A prosperous colony is an attractive colony to conquer so imperial army and navy resources would have deployed to defending it. Prosperous locals and locally recruited troops can switch loyalties.

An empire full of prosperous colonies makes you an attractive target for other European powers to gang up on and divide the spoils. This may explain why some colonial powers had mixed feelings about developing their colonies. Robert Lucas observed that:

Stagnation at income levels slightly above subsistence is the state of traditional agricultural societies anywhere and any time. But neither did the modern imperialisms—the British included—alter or improve incomes for more than small elites and some European settlers and administrators…

The main economic event of the late 20th century was this diffusion of the Industrial Revolution to non-European societies (begun in Japan half a century earlier), a diffusion that will surely continue throughout the 21st century. A central question is why it did not begin much earlier, during the colonial period, at the same time that the Industrial Revolution was spreading throughout Europe.

France lost its once vast North American colonies through wars. Many colonies changed hands after the countless European wars as part of peace settlements.

Australia was first colonised in 1788 as a penal colony. Very expensive to do, but the British did fill-up the only valuable part – Sydney harbour – with 60,000 mainly riffraff and low life.

This penal colony for a number of decades made the only valuable part of Australia more unattractive to other European powers to conquer. Doug Allen explains:

In the case of Australia, the hypothesis might appear silly. How much reduction in the first-best value to a continent can come from 60,000 convicts?

However, one must keep in mind that the only value of Australia at the end of the eighteenth century was from Sydney Harbour, Norfolk Island, and a few other strategic locations.

On these margins, the convicts could lower the value considerably … After the War of 1812 Britain realized the strategic significance of Bermuda and subsequently established a penal colony there.

Deirdre McCloskey pointed out that by the middle of the 19th century, British traded with India with few opportunities for exploitation. What was the price of that?

The cost of protecting the Empire devolved almost entirely on the British people. (A century earlier the British had likewise paid for the defense of the first empire, in what is now the United States; the colonials refused to pay as little as a small tax on tea for imperial defense.)

British taxpayers 1877-1948 paid for the half of naval expenditure that was for imperial defense, a by no means negligible part of total British national income each year. They paid for the Boer War. They paid for the imperial portions of World Wars I and especially II. They paid for protection of Jamaican sugar in the 18th century and protection for British engineering firms in India in the 19th. They paid and paid and paid.

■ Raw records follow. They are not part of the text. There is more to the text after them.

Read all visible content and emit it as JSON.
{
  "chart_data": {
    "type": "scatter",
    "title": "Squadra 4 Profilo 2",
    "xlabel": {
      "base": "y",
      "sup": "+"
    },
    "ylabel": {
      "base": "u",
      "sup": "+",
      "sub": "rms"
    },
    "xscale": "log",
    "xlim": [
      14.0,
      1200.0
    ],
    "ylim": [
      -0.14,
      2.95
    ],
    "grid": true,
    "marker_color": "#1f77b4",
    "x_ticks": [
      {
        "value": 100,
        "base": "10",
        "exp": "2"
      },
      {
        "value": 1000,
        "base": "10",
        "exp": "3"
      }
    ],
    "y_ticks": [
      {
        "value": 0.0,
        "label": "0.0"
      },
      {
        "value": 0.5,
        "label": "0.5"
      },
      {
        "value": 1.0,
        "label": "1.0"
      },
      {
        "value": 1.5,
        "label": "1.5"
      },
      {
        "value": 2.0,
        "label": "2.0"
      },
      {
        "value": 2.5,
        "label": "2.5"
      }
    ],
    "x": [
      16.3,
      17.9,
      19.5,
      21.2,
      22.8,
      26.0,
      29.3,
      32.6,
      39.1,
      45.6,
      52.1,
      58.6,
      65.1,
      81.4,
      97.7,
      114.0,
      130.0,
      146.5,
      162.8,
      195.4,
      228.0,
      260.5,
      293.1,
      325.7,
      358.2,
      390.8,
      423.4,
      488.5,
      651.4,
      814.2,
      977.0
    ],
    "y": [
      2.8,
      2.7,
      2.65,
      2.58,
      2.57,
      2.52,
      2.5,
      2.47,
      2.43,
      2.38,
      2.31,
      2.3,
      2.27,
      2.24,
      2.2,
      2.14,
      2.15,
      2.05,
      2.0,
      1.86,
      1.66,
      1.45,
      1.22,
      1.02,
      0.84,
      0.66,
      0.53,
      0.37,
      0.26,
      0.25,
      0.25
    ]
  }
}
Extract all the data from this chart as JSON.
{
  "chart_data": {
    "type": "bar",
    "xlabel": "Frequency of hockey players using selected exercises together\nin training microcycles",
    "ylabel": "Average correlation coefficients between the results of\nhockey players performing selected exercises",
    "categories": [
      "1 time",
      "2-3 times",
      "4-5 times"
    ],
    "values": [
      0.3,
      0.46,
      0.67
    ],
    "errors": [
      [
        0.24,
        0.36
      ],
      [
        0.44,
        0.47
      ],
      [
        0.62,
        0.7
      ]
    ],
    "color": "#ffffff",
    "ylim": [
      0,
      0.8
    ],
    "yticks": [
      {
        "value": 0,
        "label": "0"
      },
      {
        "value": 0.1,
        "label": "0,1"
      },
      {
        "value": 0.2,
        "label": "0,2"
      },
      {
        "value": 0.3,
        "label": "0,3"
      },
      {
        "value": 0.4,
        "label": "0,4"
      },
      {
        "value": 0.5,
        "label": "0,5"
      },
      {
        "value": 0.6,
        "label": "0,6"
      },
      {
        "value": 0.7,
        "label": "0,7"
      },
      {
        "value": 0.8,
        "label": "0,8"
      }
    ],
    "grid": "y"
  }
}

What were the vaunted benefits to the British people? Essentially nothing of material worth. Bananas on their kitchen tables that they would have got anyway by free trade. Employment for unemployable twits from minor public schools. The joy of seeing a quarter of the land area on world maps and globes printed in red. Economically, it did not matter. Public education mattered a great deal more to British economic growth, as did a tradition of industrial and financial innovation, and a free society in which to prosper…

Rich countries are rich mainly because of what they do at home, not because of foreign trade, foreign investment, foreign empire, past or present.